Tuttavia, a noi non basta, e abbiamo chiesto ad alcuni monarchici (ebbene sì: ce ne sono ancora, e più di quanti possiate pensare) di dirci la loro.
Il pensiero dei monarchici: l’Avv. Gianluigi Chiaserotti
L’avvocato Chiaserotti, esponente di spicco dello storico Circolo Monarchico Dante Alighieri, ci risponde con estrema cortesia e interesse; il concetto è chiaro: vanno definiti i confini giuridici di quell’affidamento.
“I gioielli furono consegnati all’allora governatore della Banca d’Italia Luigi Einaudi, ma non sappiamo sotto che forma giuridica: in deposito? In donazione?
Nel caso di un deposito fiduciario, possono essere riscattati e giusto è che i gioielli tornino ai legittimi proprietari. Nel caso, invece, di una donazione, questa andrebbe revocata per poter rendere valida la richiesta esposta dagli eredi”.

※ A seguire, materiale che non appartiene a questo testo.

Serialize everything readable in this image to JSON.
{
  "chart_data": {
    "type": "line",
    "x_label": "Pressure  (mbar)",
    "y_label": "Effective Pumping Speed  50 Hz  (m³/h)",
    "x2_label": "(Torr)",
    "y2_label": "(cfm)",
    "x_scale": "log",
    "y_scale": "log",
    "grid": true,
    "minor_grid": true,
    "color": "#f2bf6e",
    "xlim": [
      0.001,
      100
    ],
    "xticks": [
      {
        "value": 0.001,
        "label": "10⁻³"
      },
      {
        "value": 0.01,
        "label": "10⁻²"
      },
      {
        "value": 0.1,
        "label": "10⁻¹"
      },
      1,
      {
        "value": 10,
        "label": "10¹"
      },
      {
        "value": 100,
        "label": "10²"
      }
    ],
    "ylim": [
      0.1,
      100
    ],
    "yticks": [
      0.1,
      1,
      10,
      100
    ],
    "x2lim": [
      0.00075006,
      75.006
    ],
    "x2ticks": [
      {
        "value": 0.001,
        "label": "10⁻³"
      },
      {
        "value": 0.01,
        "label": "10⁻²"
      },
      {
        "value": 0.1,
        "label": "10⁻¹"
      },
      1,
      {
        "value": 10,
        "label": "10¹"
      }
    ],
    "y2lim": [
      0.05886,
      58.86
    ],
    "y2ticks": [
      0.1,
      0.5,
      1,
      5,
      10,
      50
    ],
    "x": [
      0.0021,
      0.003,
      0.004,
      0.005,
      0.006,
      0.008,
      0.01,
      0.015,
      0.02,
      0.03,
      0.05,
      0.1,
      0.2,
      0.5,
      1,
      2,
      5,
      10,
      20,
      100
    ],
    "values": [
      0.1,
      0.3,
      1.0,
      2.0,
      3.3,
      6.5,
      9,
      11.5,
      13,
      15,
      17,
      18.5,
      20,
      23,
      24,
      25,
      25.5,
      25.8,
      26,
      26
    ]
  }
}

I Giovani Monarchici: “i gioielli diventino patrimonio di tutti“
I Giovani Monarchici, associazione nata a Milano nel 2018 da sempre in prima linea per la promozione della cultura monarchica in Italia, a partire dal patrimonio culturale e artistico che Casa Savoia ha lasciato nel Belpaese, avevano precorso i tempi parlando dei gioielli nel novembre dello scorso anno, con un comunicato scritto a seguito dell’inchiesta aperta dalla trasmissione Dataroom, di Milena Gabanelli e Andrea Ducci.
La preoccupazione, a prescindere da chi vincerà la causa, è che il tesoro venga finalmente messo a disposizione del patrimonio culturale italiano, per gli italiani e non solo: l’auspicio è che diventino, quindi, punto d’interesse anche a livello turistico, così come accade nelle monarchie costituzionali europee.
“Esposto al pubblico italiano e non, evitando così che un nostro patrimonio nazionale venga disperso altrove, come è già più volte avvenuto alle aste di tempi recenti.”
Il riferimento è alla messa all’asta presso Sotheby’s lo scorso 11 maggio 2021 della magnifica tiara creata in occasione del matrimonio avvenuto nel 1867 tra la Principessa della Cisterna, Maria Vittoria dal Pozzo, e il principe Amedeo I di Savoia, duca D’Aosta.
In attesa di verdetto
Non ci resta quindi che attendere il risultato dell’incontro odierno, prima tappa di un risveglio che, ci aspettiamo, non mancherà di stupirci con effetti speciali.